Monday, June 25, 2012

Home Equity Lines of Credit

Home equity loans are often mistaken for home equity lines of credit, but they are not at all the same thing. There are some common traits that they share, but they are still different.

Home equity lines of credit are revolving accounts and are similar to credit cards, whereas home equity loans are simply loans of a set amount. Home equity lines of credit are not set amounts; they can be used as sparingly or as often as one would like. Of course, there are limits to the line of credit, and going over can generate large fees.

Home Line Of Credit

They are easy to use; they often come with a credit-like card, where you can use the equity in your home. In a sense, it resembles a secured card, because it is secured by the equity in your home, but it functions like a credit card in all other respects. You still owe monthly payments, get penalized for being late, have to pay interest, etc.

Home Equity Lines of Credit

Equity lines of credit and equity loans are comparatively similar in that they both are forms of second mortgages; they both use the equity in your home as collateral. With both, you put your home at risk if you default.

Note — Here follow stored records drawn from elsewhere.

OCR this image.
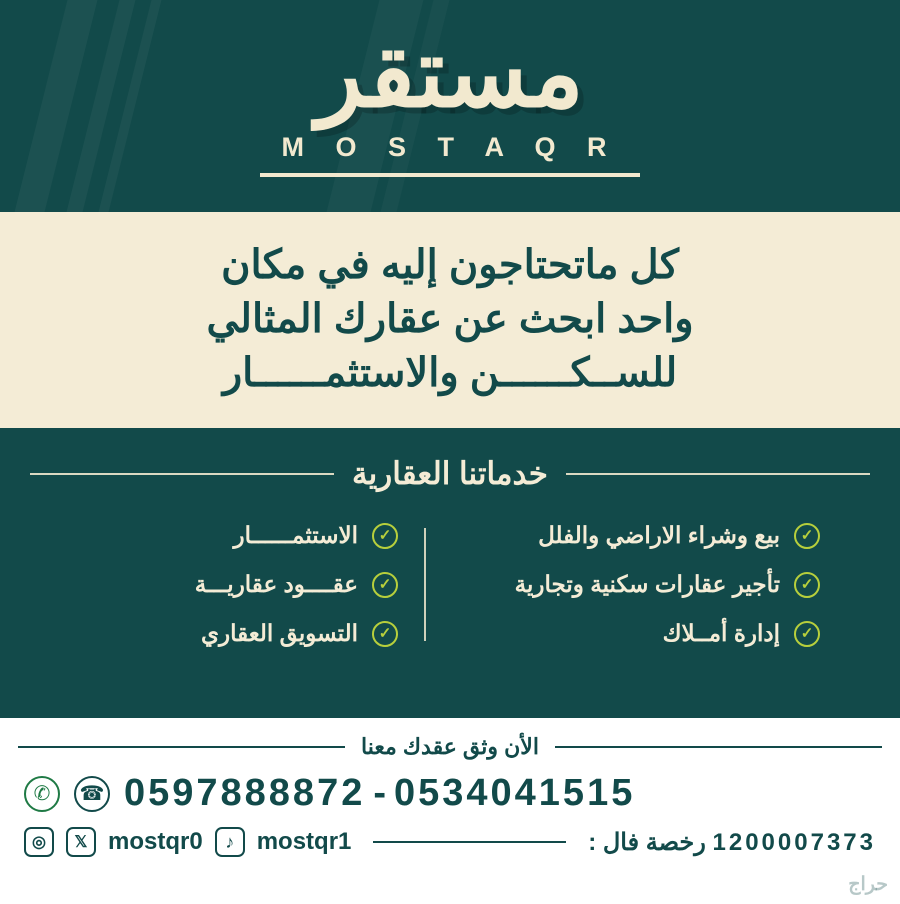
مستقر
M O S T A Q R
كل ماتحتاجون إليه في مكان
واحد ابحث عن عقارك المثالي
للســكــــــن والاستثمــــــار
خدماتنا العقارية
✓
بيع وشراء الاراضي والفلل
✓
تأجير عقارات سكنية وتجارية
✓
إدارة أمــلاك
✓
الاستثمــــــار
✓
عقــــود عقاريـــة
✓
التسويق العقاري
الأن وثق عقدك معنا
✆	☎ 0597888872 - 0534041515
◎	𝕏 mostqr0	♪ mostqr1	1200007373 رخصة فال :
حراج
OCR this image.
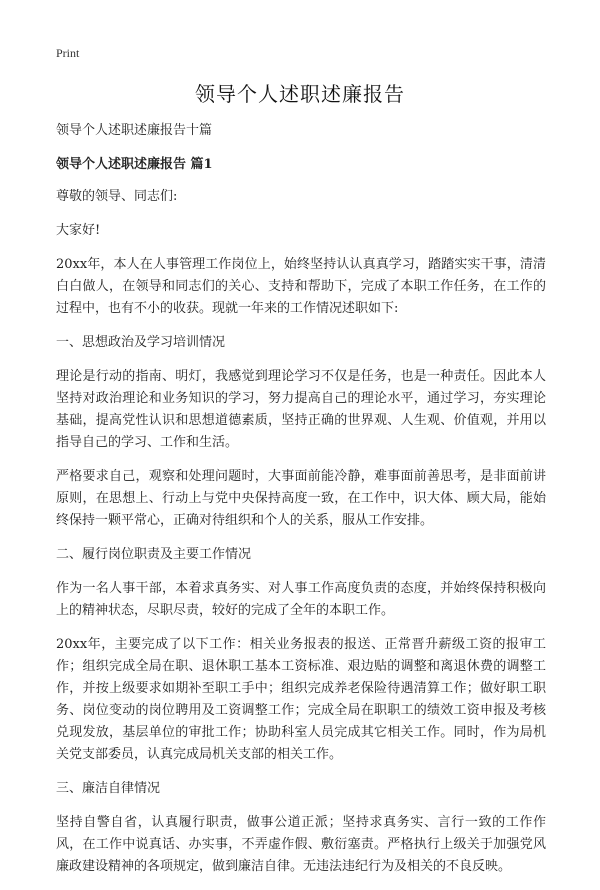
Print
领导个人述职述廉报告

领导个人述职述廉报告十篇

领导个人述职述廉报告 篇1

尊敬的领导、同志们:

大家好!

20xx年，本人在人事管理工作岗位上，始终坚持认认真真学习，踏踏实实干事，清清白白做人，在领导和同志们的关心、支持和帮助下，完成了本职工作任务，在工作的过程中，也有不小的收获。现就一年来的工作情况述职如下:

一、思想政治及学习培训情况

理论是行动的指南、明灯，我感觉到理论学习不仅是任务，也是一种责任。因此本人坚持对政治理论和业务知识的学习，努力提高自己的理论水平，通过学习，夯实理论基础，提高党性认识和思想道德素质，坚持正确的世界观、人生观、价值观，并用以指导自己的学习、工作和生活。

严格要求自己，观察和处理问题时，大事面前能冷静，难事面前善思考，是非面前讲原则，在思想上、行动上与党中央保持高度一致，在工作中，识大体、顾大局，能始终保持一颗平常心，正确对待组织和个人的关系，服从工作安排。

二、履行岗位职责及主要工作情况

作为一名人事干部，本着求真务实、对人事工作高度负责的态度，并始终保持积极向上的精神状态，尽职尽责，较好的完成了全年的本职工作。

20xx年，主要完成了以下工作：相关业务报表的报送、正常晋升薪级工资的报审工作；组织完成全局在职、退休职工基本工资标准、艰边贴的调整和离退休费的调整工作，并按上级要求如期补至职工手中；组织完成养老保险待遇清算工作；做好职工职务、岗位变动的岗位聘用及工资调整工作；完成全局在职职工的绩效工资申报及考核兑现发放，基层单位的审批工作；协助科室人员完成其它相关工作。同时，作为局机关党支部委员，认真完成局机关支部的相关工作。

三、廉洁自律情况

坚持自警自省，认真履行职责，做事公道正派；坚持求真务实、言行一致的工作作风，在工作中说真话、办实事，不弄虚作假、敷衍塞责。严格执行上级关于加强党风廉政建设精神的各项规定，做到廉洁自律。无违法违纪行为及相关的不良反映。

Home equity lines of credit can be very useful for productive purposes, but they can also be very damaging, dangerous things. If you have excellent control over your spending habits, they are great ways to have access to emergency money.

If you do not have good control over your spending habits, however, they are very bad things to have. Unfortunately, more people are in this group than the group that has excellent control over its finances. Since this group cannot control its spending habits, credit cards are often maxed out, and so are the home equity lines of credit.

What people in this group have done is take a great source of emergency money and turned it into something that is eating them alive. If you find yourself in this group/if you have a maxed-out lines of credit, you should pay it off as soon as possible. This is more of a priority than credit cards, because your home is at risk. With credit cards, your credit is the only thing you are risking.

In conclusion, home equity lines of credit are a form of revolving credit which use the equity in your home as collateral, and they are powerful devices that can be used for the benefit and/or the destruction of the user.